The three biggest purchases most people make are their house, their education and their vehicles.
Even if you’re looking to buy a used car, buying a car is a big deal and it’s pricey. Luckily, there is always room for negotiation.
Car dealerships and personal sellers know people are going to offer less than asking price. Usually, though, this means the prices are raised a bit from what they actually want to sell the vehicle for.
By negotiating just a little bit, you’ll probably still end up overpaying for the car, so you need to learn how to negotiate the right way so you actually do get a deal.
Here’s how to negotiate like a pro and save on your next car purchase!
Be a Negotiator
I bought a 2013 SUV at the beginning of 2014 from a dealer.
Sticker price was $29,995 and the payment would have been well over $450 a month with good credit, trading in my old car valued at $7,000 and signing up for a six-year loan.
After a few days of bargaining, I walked away with my SUV paying less than $350 a month. Some say I’m cheap, I say I’m a great negotiator!

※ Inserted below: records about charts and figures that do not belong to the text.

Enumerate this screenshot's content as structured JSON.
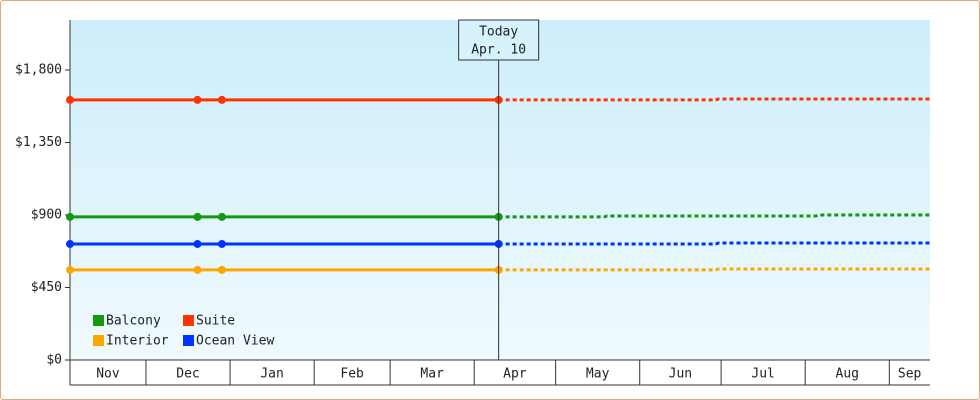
{
  "chart_data": {
    "type": "line",
    "xlim": [
      2,
      319
    ],
    "ylim": [
      0,
      2110
    ],
    "xticks": [
      {
        "value": 0,
        "label": "Nov"
      },
      {
        "value": 30,
        "label": "Dec"
      },
      {
        "value": 61,
        "label": "Jan"
      },
      {
        "value": 92,
        "label": "Feb"
      },
      {
        "value": 120,
        "label": "Mar"
      },
      {
        "value": 151,
        "label": "Apr"
      },
      {
        "value": 181,
        "label": "May"
      },
      {
        "value": 212,
        "label": "Jun"
      },
      {
        "value": 242,
        "label": "Jul"
      },
      {
        "value": 273,
        "label": "Aug"
      },
      {
        "value": 304,
        "label": "Sep"
      }
    ],
    "yticks": [
      {
        "value": 0,
        "label": "$0"
      },
      {
        "value": 450,
        "label": "$450"
      },
      {
        "value": 900,
        "label": "$900"
      },
      {
        "value": 1350,
        "label": "$1,350"
      },
      {
        "value": 1800,
        "label": "$1,800"
      }
    ],
    "today": {
      "x": 160,
      "label": "Today",
      "date": "Apr. 10"
    },
    "legend": "lower left",
    "series": [
      {
        "name": "Balcony",
        "color": "#119911",
        "x": [
          2,
          49,
          58,
          160
        ],
        "values": [
          888,
          888,
          888,
          888
        ],
        "forecast_x": [
          160,
          199,
          200,
          277,
          278,
          319
        ],
        "forecast_values": [
          888,
          888,
          894,
          894,
          900,
          900
        ]
      },
      {
        "name": "Suite",
        "color": "#ff3300",
        "x": [
          2,
          49,
          58,
          160
        ],
        "values": [
          1614,
          1614,
          1614,
          1614
        ],
        "forecast_x": [
          160,
          240,
          241,
          319
        ],
        "forecast_values": [
          1614,
          1614,
          1620,
          1620
        ]
      },
      {
        "name": "Interior",
        "color": "#ffa500",
        "x": [
          2,
          49,
          58,
          160
        ],
        "values": [
          559,
          559,
          559,
          559
        ],
        "forecast_x": [
          160,
          240,
          241,
          319
        ],
        "forecast_values": [
          559,
          559,
          565,
          565
        ]
      },
      {
        "name": "Ocean View",
        "color": "#0033ff",
        "x": [
          2,
          49,
          58,
          160
        ],
        "values": [
          720,
          720,
          720,
          720
        ],
        "forecast_x": [
          160,
          240,
          241,
          319
        ],
        "forecast_values": [
          720,
          720,
          726,
          726
        ]
      }
    ]
  }
}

Tips on Saving Money when Buying a Car
As the following article shows, if you’re planning on buying a car within the next few months, make sure to apply these tried-and-true methods to:
- Know how much you’re willing to spend – If you’re paying cash, have a set number in mind and do not go over that number, no matter what. If you plan on taking out a loan, look at your budget and see how much you can afford to spend each month. Also, think about your loan term before walking into the dealership. Decide in advance if you want a three-year, five-year or six-year loan.
- Low ball what you plan on spending – Immediately upon arriving, the car salesman will most likely ask you how much you plan on spending. If you say $15,000, there’s a good chance you’ll end up paying $18,000 or more once you add in taxes and fees. Always underestimate what you want to spend to the salesman.
- Do your research – The first car I purchased was a 2008 Toyota Corolla listed for $18,990. I negotiated down to $15,500, but went home to research the car before driving away in it. I looked up the VIN number online and sure enough it was listed as $13,900. I brought that paper in and the dealership had to honor that price. Always research the vehicle make and model to know exactly how much the car is worth and look up specific VIN numbers to make sure the car isn’t listed for less money elsewhere.
- Be patient – Finally, the best way to get the deal you want is to wait for it. This is true especially if the car is newly listed or new to the car lot. Naturally, people want to get the most for their money. If the car you’re eyeing hasn’t sold for a month or two, chances are you will get the deal you’re looking for. Be willing to tell the salesman “No” and that you’re going to keep looking. There’s a very good chance you’ll get a call within a day or two with a better price.
Negotiating a car is not for the faint of heart.
It requires knowledge, time and patience. Be realistic and don’t let your emotions get the best of you.
There are plenty of cars out there and by researching and being patient, you’ll be able to get the one you want for the price you hope to pay.